The company operates over 30 retail stores in the US and one in Canada.
The brand’s signature athletic-fit dress shirts are made from its Pro Performance Fabric, a 92% polyester and 8% Spandex blend that is lightweight, moisture-wicking, and very stretchy.

==History==
The company was founded in 2015 in Ann Arbor, Michigan, by University of Michigan friends Steven Fisher and Lee Moffie, the current joint CEOs of the company. Moffie and Fisher both graduated from the university, where they met through Order of Angell, a senior honor society at the university. The two decided to name the company after an intersection in Ann Arbor, in honor of the town.

Prior to founding, Moffie played professional ice hockey for the Denver Cutthroats and the South Carolina Stingrays following his four-year varsity letter (2009–13) with the Michigan Wolverines Ice Hockey under Red Berenson. Fisher’s background lies in business data analytics and complex systems, leading a data analytics initiative for the Detroit Tigers and working on various other projects for startups and larger organizations as a consultant.
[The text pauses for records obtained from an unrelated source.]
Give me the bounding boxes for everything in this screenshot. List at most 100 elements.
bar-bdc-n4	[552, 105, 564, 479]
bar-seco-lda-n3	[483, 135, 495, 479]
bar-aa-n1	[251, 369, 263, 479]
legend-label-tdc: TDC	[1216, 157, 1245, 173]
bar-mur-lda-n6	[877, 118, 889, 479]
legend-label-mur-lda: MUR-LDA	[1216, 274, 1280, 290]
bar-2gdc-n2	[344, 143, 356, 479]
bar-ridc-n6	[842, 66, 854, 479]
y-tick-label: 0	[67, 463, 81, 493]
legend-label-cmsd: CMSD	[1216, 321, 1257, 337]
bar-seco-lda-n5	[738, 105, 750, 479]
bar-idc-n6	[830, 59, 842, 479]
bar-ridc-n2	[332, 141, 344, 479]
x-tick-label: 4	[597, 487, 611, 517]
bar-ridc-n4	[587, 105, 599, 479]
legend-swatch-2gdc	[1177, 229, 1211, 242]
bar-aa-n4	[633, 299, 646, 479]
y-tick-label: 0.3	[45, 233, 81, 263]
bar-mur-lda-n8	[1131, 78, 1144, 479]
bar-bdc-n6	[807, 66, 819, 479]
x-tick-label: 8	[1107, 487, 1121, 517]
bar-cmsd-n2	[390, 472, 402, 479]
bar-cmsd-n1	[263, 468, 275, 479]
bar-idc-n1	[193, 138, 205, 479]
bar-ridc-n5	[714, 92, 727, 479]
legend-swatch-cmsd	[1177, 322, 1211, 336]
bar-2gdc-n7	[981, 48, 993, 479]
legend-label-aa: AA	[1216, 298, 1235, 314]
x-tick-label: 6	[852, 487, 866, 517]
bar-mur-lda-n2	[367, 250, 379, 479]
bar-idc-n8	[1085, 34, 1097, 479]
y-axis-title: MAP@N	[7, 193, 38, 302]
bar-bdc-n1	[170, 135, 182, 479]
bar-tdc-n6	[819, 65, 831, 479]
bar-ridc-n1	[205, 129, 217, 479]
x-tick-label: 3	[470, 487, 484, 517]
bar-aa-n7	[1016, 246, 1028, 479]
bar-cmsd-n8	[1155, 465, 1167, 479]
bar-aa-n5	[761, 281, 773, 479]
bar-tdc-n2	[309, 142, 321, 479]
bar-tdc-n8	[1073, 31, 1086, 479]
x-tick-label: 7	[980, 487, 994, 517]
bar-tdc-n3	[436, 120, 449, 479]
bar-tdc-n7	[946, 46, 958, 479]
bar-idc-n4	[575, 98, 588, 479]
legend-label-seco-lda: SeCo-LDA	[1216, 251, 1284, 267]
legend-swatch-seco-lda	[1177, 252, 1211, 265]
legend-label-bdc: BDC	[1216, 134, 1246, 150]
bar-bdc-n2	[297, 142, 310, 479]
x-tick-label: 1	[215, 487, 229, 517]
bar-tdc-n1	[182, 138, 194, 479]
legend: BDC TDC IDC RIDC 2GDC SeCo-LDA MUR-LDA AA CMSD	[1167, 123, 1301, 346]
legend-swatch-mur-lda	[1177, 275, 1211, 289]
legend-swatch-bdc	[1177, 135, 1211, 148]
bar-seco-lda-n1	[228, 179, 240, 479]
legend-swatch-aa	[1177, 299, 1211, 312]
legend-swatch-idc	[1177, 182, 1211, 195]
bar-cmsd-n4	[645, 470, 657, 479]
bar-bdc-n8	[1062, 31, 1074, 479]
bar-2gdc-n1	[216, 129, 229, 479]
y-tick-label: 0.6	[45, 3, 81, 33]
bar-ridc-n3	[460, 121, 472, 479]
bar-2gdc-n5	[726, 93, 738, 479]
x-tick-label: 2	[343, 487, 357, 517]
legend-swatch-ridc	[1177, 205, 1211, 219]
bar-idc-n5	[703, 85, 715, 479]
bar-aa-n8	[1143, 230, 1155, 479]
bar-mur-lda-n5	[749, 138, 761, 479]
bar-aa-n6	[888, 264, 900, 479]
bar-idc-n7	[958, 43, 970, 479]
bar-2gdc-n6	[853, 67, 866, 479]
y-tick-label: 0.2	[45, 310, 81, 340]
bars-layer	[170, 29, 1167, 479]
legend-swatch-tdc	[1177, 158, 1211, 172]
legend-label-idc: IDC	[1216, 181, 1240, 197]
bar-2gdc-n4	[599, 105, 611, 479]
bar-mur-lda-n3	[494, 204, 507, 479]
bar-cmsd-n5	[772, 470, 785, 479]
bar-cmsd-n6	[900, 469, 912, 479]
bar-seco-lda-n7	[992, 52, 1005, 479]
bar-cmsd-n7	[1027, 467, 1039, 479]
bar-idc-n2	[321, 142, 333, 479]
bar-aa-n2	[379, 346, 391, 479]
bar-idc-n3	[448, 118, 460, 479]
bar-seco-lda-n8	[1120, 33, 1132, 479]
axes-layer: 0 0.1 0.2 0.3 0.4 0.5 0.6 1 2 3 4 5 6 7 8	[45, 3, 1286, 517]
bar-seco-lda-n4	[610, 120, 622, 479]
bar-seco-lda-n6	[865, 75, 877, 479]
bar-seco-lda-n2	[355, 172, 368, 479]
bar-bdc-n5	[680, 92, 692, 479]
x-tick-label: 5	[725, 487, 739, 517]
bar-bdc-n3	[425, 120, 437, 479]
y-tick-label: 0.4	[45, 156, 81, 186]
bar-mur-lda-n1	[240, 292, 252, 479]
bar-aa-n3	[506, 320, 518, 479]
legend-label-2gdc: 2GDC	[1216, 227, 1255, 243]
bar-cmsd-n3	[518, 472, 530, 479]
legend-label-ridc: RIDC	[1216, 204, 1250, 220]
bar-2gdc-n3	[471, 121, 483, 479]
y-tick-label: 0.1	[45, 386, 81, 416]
State & Liberty was founded to solve the fit problem that athletic men have with off-the-rack dress shirts in traditional pure cotton. Inspired by Lululemon and athleisure apparel trends using manmade fabrics, the duo prototyped hundreds of fabrics and dress shirt fits on professional hockey players to accommodate their ‘V-shaped’ body type. Eventually, they created Athletic Performance Fabric (APF) and made dress shirts that fit athletic men.

==Products==
State and Liberty started as a fully self-funded small business. The company's product line includes athletic-fitting, moisture-wicking, and wrinkle-free dress shirts. In October 2016, State & Liberty launched a partnership with the Professional Hockey Players' Association.

In 2017, the company introduced multiple products, including a polo shirt, a long-sleeve polo shirt, and an overcoat. State and Liberty opened two pop-up locations in late 2017, one on Newbury Street in Boston, Massachusetts and one in Georgetown, Washington, D.C.

==Philanthropy==
State & Liberty supports Autism Speaks, sponsored by James van Riemsdyk, an NHL left winger for the Toronto Maple Leafs, by donating a portion of proceeds to the foundation. In mid-2016, State & Liberty launched "The Morgan" shirt to benefit the Jordan Morgan Foundation. Later in 2016, State & Liberty launched ‘The Matzka’ dress shirt in support of Scott Matzka and to raise money for research on ALS.